Sometimes the best way to understand the present is to look at the past. As the debate over abortion spreads into every aspect of political life in this election year, HBO offers “A Private Matter,” an intelligent, moving study of one family’s difficult decision on this issue.
The year is 1962. Roe v. Wade is far in the future. Abortion is illegal except in a few instances but is performed secretly at hospitals, as well as in “back alleys.” And Miss Sherri, host of Phoenix’s “Romper Room,” has taken the birth-defect-causing drug Thalidomide early in her pregnancy with her fifth child.
Bob Finkbine (Aidan Quinn), a teacher, had trouble sleeping while leading his class on a summer trip to Europe, so he bought some tranquilizers. When his wife , Sherri (Sissy Spacek), had the same problem, she took the same pills.
Early in her pregnancy, however, the news broke that women in England were giving birth to severely malformed babies, and the common factor seemed to be the drug Thalidomide. Suspicious Sherri takes the tranquilizers to her doctor (Richard Venture), who confirms her fears and recommends a “termination.” He’ll do it, but it will have to be kept a secret.

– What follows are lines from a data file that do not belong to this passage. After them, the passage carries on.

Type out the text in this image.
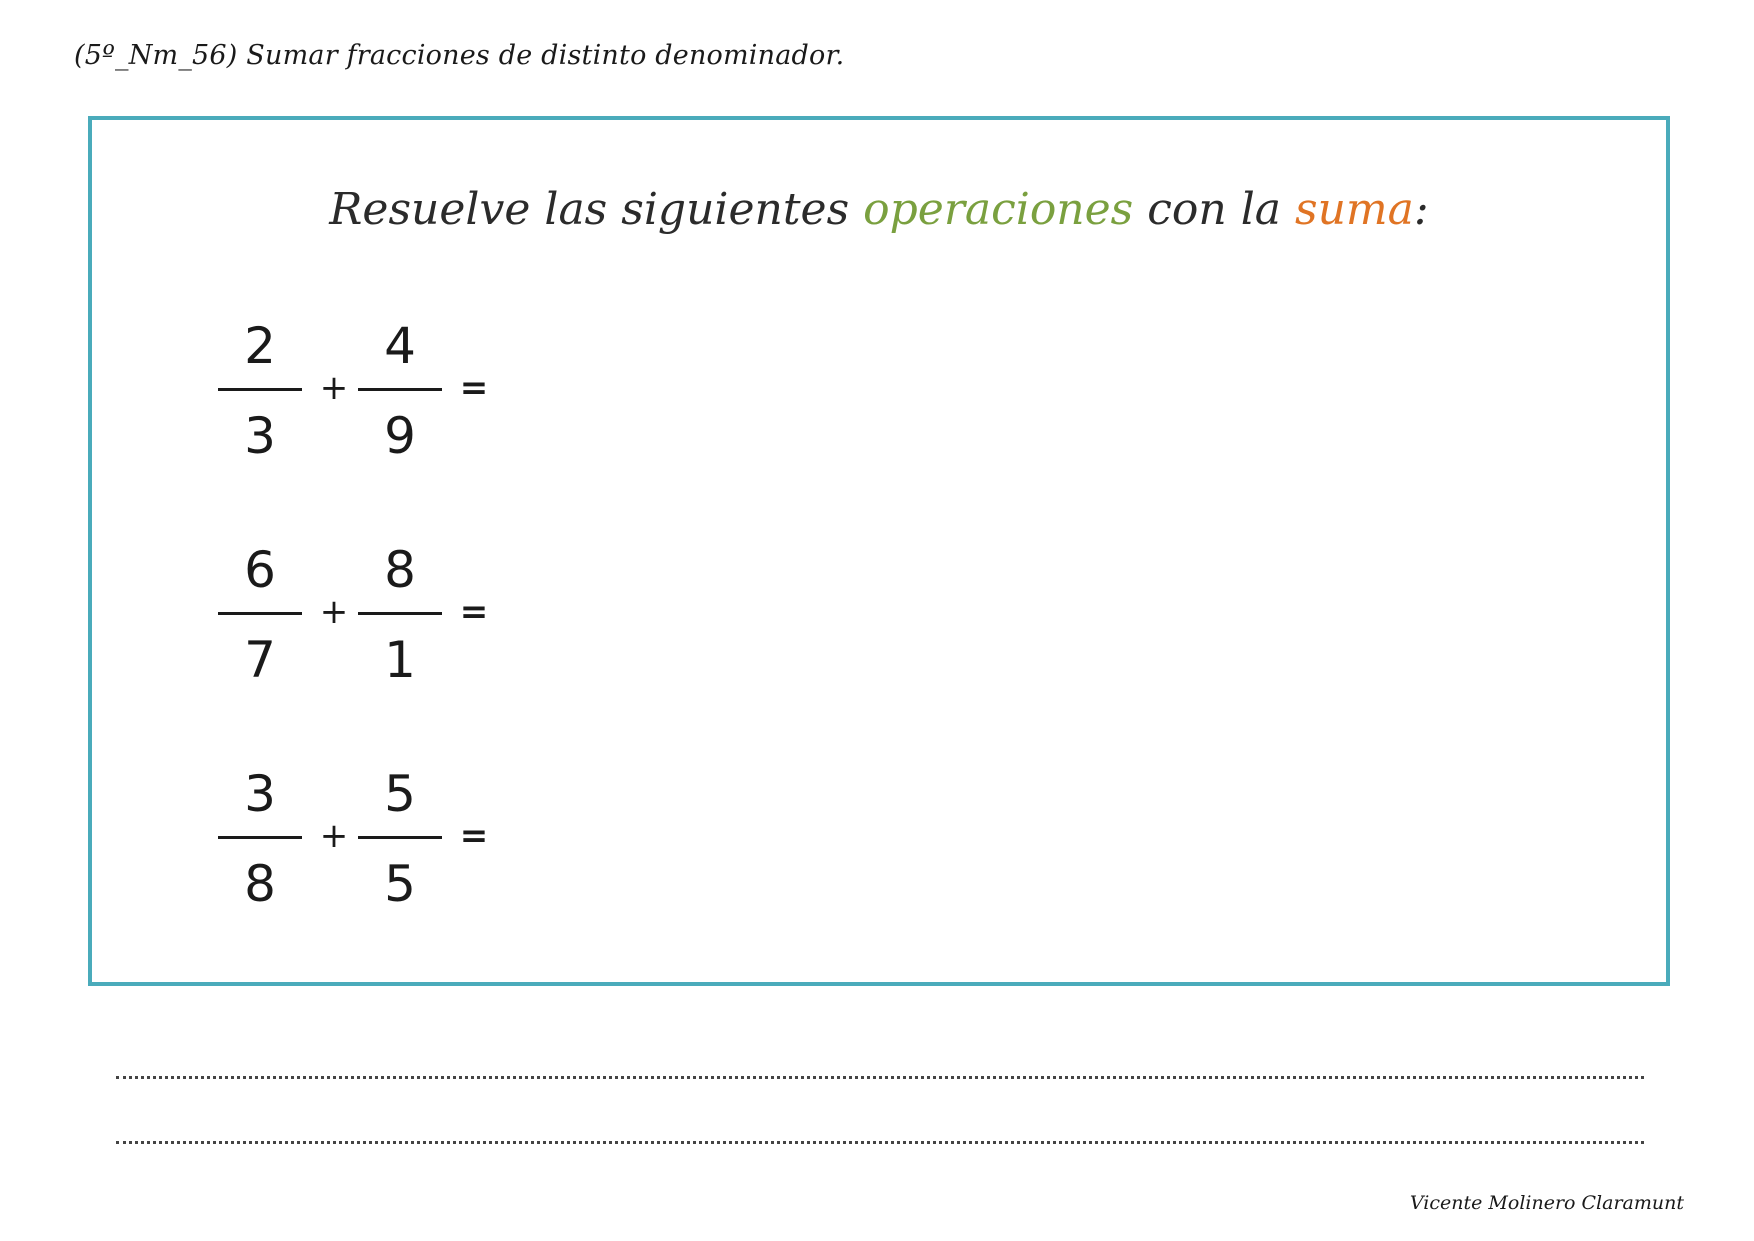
(5º_Nm_56) Sumar fracciones de distinto denominador.
Resuelve las siguientes operaciones con la suma:
2
3
+
4
9
=
6
7
+
8
1
=
3
8
+
5
5
=
Vicente Molinero Claramunt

William Nicholson’s effectively scripted story, based on the Finkbines’ true story, focuses on the effect of that decision on their relationship and their lives. Sherri, feeling that other women have to be warned that “it can happen here,” not just in Europe, talks to a reporter who promises anonymity.
However, her name is revealed through legal proceedings, and she ends up in front-page headlines, with the media camped on her doorstep. The family becomes the target of protests and hate mail containing the usual irrational threats (“We’ll kill your kids” is one example).
Spacek is extremely moving as a woman trying to do what she knows is right for her, even though she doesn’t particularly want to do it. She’s strong, for both herself and her family, which makes her eventual crumbling and recovery all the more believable.
As her husband, Quinn is stuck with the ’60s “man of the family” role. The paternalism of society and the men around her is another target of Sherri’s anger and another source of frustration. But Quinn conveys the confusion of a man trying to hide his emotions even as they overwhelm him. He and Spacek have great chemistry and make the relationship touching and believable.
Estelle Parsons impresses as Sherri’s sympathetic yet confused mother, and young actors Allison Mack and Trever O’Brien, as the Finkbines’ oldest children, also are excellent.
James Newton Howard provides subtle musical underpinnings to the dramatic story, and production designer Victoria Paul perfectly captures the early-’60s feel. Director of photography Paul Elliot shows off Phoenix with its glorious sunshine at every time of day, occasionally using it for emphasis, as when the sunset slants its blinding glare through a difficult discussion between the Finkbines.
Helmer Joan Micklin Silver draws strong performances from her large cast, avoiding melodrama in favor of straightforward storytelling.
Without preaching, the telefilm offers dramatic evidence of what life would be like without Roe v. Wade. It should be required viewing for those on either side of the debate.